New Evidence of Monkey Migration

Tech Times is reporting research that indicates that monkeys made the journey from South America to Central America much earlier than thought.  Ted Ranosa writes:
In a study featured in the journal Nature, researchers from the Florida Museum of Natural History (FLMNH) have identified the remains of an ancient species of monkey known as Panamacebus transitus, which was recovered during excavations for the Panama Canal.

Jonathan Bloch, a paleontologist from the FLMNH, explained that the
Panamacebus transitus was a close relative of modern-day capuchin monkeys, or "organ-grinder" monkeys, and squirrel monkeys that are typically found in Central and South America.

An analysis of the prehistoric monkey's teeth revealed that they were encased in rocks that dated back to 21 million years ago.
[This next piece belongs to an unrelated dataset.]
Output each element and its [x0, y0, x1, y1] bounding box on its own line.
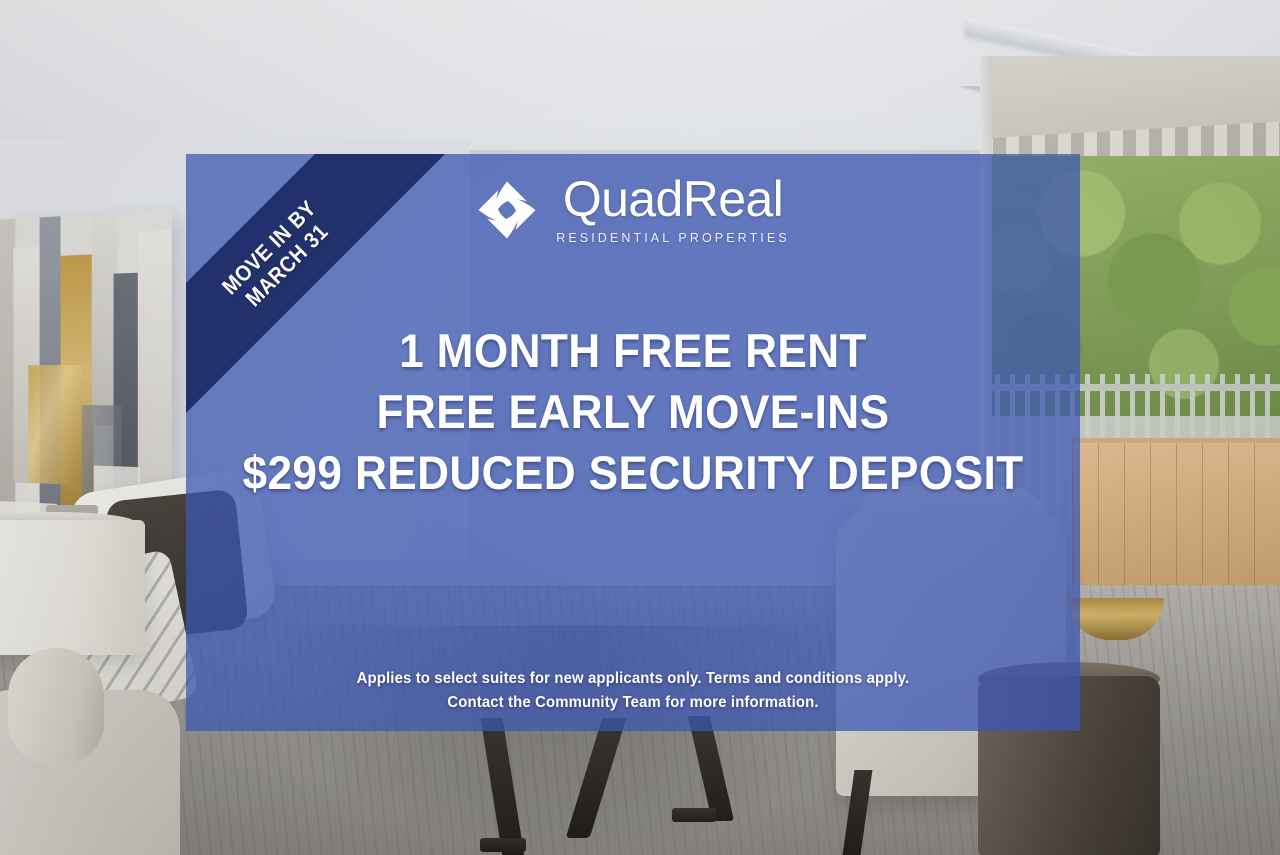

This suggests that the animal was somehow able to reach Panama from South America even before the two continents were connected with the formation of the Isthmus of Panama.
Monkeys are extremely resourceful and a rafting hypothesis has been floating around for quite some time, with little evidence to support it. Now we have some.
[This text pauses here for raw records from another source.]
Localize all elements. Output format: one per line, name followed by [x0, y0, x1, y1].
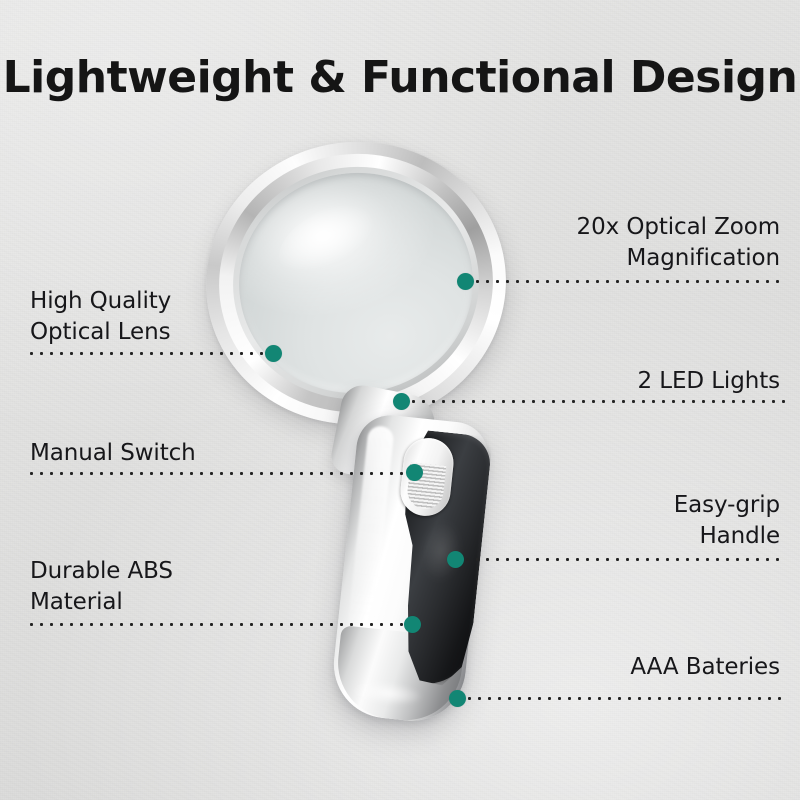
leader-line-optical-lens [30, 352, 276, 355]
callout-manual-switch-label: Manual Switch [30, 438, 330, 469]
grip-sheen [410, 505, 473, 596]
battery-cap [333, 625, 466, 725]
callout-manual-switch: Manual Switch [30, 438, 330, 469]
leader-line-optical-zoom [476, 280, 786, 283]
callout-optical-zoom-label: 20x Optical Zoom Magnification [520, 212, 780, 273]
page-title: Lightweight & Functional Design [0, 52, 800, 103]
leader-line-aaa-bateries [468, 697, 786, 700]
battery-cap-gloss [352, 679, 424, 708]
marker-dot-optical-lens [265, 345, 282, 362]
leader-line-durable-abs-material [30, 623, 410, 626]
callout-optical-lens-label: High Quality Optical Lens [30, 286, 310, 347]
callout-durable-abs-material: Durable ABS Material [30, 556, 330, 617]
lens-glass [226, 160, 485, 407]
marker-dot-manual-switch [406, 464, 423, 481]
callout-led-lights: 2 LED Lights [520, 366, 780, 397]
marker-dot-durable-abs-material [404, 616, 421, 633]
marker-dot-optical-zoom [457, 273, 474, 290]
magnifier-handle [329, 412, 492, 726]
callout-optical-zoom: 20x Optical Zoom Magnification [520, 212, 780, 273]
lens-inner-rim [220, 153, 492, 413]
marker-dot-easy-grip-handle [447, 551, 464, 568]
callout-led-lights-label: 2 LED Lights [520, 366, 780, 397]
callout-easy-grip-handle-label: Easy-grip Handle [520, 490, 780, 551]
callout-easy-grip-handle: Easy-grip Handle [520, 490, 780, 551]
callout-aaa-bateries-label: AAA Bateries [520, 652, 780, 683]
callout-optical-lens: High Quality Optical Lens [30, 286, 310, 347]
callout-durable-abs-material-label: Durable ABS Material [30, 556, 330, 617]
handle-highlight [344, 425, 394, 662]
leader-line-easy-grip-handle [466, 558, 786, 561]
infographic-canvas: Lightweight & Functional Design 20x Opti… [0, 0, 800, 800]
leader-line-led-lights [412, 400, 786, 403]
lens-glare-highlight [268, 184, 410, 294]
callout-aaa-bateries: AAA Bateries [520, 652, 780, 683]
leader-line-manual-switch [30, 472, 414, 475]
marker-dot-aaa-bateries [449, 690, 466, 707]
marker-dot-led-lights [393, 393, 410, 410]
WARNING: I almost gave this story a miss because the ads on the Tech Times site are intrusive and omnipresent.  Several videos launched that I was not able to stop.  I get that there is a need to advertise, but this kind of thing is ruining the internet.  

Monday, April 18, 2016

No Extra Vacation For Kentucky Schoolchildren

 A bill that would have extended summer vacation for Kentucky school children has died.  NCSE writes:
Kentucky's Senate Bill 50 (PDF) died in the House Education Committee when the legislature adjourned on April 15, 2016. The bill would have extended the duration of summer vacation in the state's public schools in order to boost tourism — including to a creationist attraction.
[Damon] Thayer was referring to Ark Encounter, a Noah's-ark-themed attraction — now scheduled to open on July 7, 2016 — operated by the young-earth creationist ministry Answers in Genesis, which also operates a "museum" in Kentucky.
Just think, four extra days a year to go to the hall of misinformation. They would have to spend the next school year unlearning everything they found in the Creation Museum and the Ark Encounter. Fortunately, saner heads prevailed, although I am quite convinced that it was the practicality of implementing the law that swayed them rather than any understanding that the Creation Museum and Ark Encounter do not actually teach any real science.

Saturday, April 16, 2016

Creationism in Poland?

NCSE is reporting that a creationist book has been distributed to Polish schools, even though they did not ask for them.  They write:
A controversy is smoldering over the distribution of a creationist book to schools in Poland. According to Gazeta Wyborcza (March 2, 2016), unsolicited copies of Maciej Giertych's Ewolucja, Dewolucja, Nauka (Evolution, Devolution, Science) were sent to the biology teachers in public and private secondary schools across the country in early 2016.
A dendrologist and socially conservative politician, Giertych is also a persistent critic of evolution. For example, in 2006, as Ulrich Kutschera reported in Reports of the NCSE, Giertych moderated a seminar at the European Parliament (in which he was then representing Poland) in which evolution was criticized by a number of creationists.
A critic of Giertych's remarked that the book uses very little in the way of hard evidence and is biased in presentation.  Creationism keep rising in unexpected places. 

Friday, April 01, 2016

Ken Ham Endorses Evolution

In a surprise announcement, Answers in Genesis leader Ken Ham has taken an about-face and now agrees that the theory of evolution is, in fact, the best way to explain biological diversity.  In a statement for Kentucky.com, Ham said:
“I was challenged to go to the BioLogos site by a reader and, after reading a number of articles on evolution, I realized that my understanding of it has been seriously hampered by my rigid, narrow mindset. It was really an eye-opener.”
Ham further said that he will take down all of the anti-evolution articles that are currently circulating on the site and replace them with more important articles about how to build up one's faith and reaching out to people in a secular world.